A Star in Python

Posted: , Last Updated:

def a_star(graph, heuristic, start, goal):
    """
    Finds the shortest distance between two nodes using the A-star (A*) algorithm
    :param graph: an adjacency-matrix-representation of the graph where (x,y) is the weight of the edge or 0 if there is no edge.
    :param heuristic: an estimation of distance from node x to y that is guaranteed to be lower than the actual distance. E.g. straight-line distance
    :param start: the node to start from.
    :param goal: the node we're searching for
    :return: The shortest distance to the goal node. Can be easily modified to return the path.
    """

    # This contains the distances from the start node to all other nodes, initialized with a distance of "Infinity"
    distances = [float("inf")] * len(graph)

    # The distance from the start node to itself is of course 0
    distances[start] = 0

    # This contains the priorities with which to visit the nodes, calculated using the heuristic.
    priorities = [float("inf")] * len(graph)

    # start node has a priority equal to straight line distance to goal. It will be the first to be expanded.
    priorities[start] = heuristic[start][goal]

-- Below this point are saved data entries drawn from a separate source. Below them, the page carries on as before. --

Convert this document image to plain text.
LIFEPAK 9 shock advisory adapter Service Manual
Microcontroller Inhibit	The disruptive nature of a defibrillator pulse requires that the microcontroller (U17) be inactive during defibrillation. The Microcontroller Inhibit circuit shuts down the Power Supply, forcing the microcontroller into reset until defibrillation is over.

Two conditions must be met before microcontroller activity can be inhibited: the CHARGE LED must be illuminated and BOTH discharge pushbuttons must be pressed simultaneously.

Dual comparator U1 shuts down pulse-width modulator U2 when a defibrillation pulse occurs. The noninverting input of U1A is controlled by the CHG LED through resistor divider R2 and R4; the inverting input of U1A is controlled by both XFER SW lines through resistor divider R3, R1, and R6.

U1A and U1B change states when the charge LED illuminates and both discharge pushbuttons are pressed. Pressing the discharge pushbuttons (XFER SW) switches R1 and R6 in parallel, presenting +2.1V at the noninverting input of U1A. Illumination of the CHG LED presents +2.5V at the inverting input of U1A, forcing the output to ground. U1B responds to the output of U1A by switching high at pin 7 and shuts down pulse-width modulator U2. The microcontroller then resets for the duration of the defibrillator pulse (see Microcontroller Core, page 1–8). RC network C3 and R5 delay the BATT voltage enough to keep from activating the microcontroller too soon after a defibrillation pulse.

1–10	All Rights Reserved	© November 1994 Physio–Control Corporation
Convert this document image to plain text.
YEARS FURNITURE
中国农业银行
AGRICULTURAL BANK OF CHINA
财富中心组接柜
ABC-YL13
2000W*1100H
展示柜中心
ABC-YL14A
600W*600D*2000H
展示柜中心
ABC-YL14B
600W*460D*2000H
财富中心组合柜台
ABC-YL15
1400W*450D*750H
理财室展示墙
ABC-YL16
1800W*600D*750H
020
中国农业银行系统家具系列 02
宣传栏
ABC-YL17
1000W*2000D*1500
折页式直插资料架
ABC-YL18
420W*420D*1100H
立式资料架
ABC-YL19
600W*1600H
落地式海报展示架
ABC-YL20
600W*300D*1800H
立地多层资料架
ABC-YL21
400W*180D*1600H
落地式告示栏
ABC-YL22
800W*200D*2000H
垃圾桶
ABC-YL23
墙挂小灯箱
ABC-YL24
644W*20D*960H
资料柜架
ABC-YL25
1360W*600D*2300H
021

    # This contains whether a node was already visited
    visited = [False] * len(graph)

    # While there are nodes left to visit...
    while True:
        # ... find the node with the currently lowest priority...
        lowest_priority = float("inf")
        lowest_priority_index = -1
        for i in range(len(priorities)):
            # ... by going through all nodes that haven't been visited yet
            if priorities[i] < lowest_priority and not visited[i]:
                lowest_priority = priorities[i]
                lowest_priority_index = i

        if lowest_priority_index == -1:
            # There was no node not yet visited --> Node not found
            return -1

        elif lowest_priority_index == goal:
            # Goal node found
            # print("Goal node found!")
            return distances[lowest_priority_index]

        # print("Visiting node " + lowestPriorityIndex + " with currently lowest priority of " + lowestPriority)

        # ...then, for all neighboring nodes that haven't been visited yet....
        for i in range(len(graph[lowest_priority_index])):
            if graph[lowest_priority_index][i] != 0 and not visited[i]:
                # ...if the path over this edge is shorter...
                if distances[lowest_priority_index] + graph[lowest_priority_index][i] < distances[i]:
                    # ...save this path as new shortest path
                    distances[i] = distances[lowest_priority_index] + graph[lowest_priority_index][i]
                    # ...and set the priority with which we should continue with this node
                    priorities[i] = distances[i] + heuristic[i][goal]
                    # print("Updating distance of node " + i + " to " + distances[i] + " and priority to " + priorities[i])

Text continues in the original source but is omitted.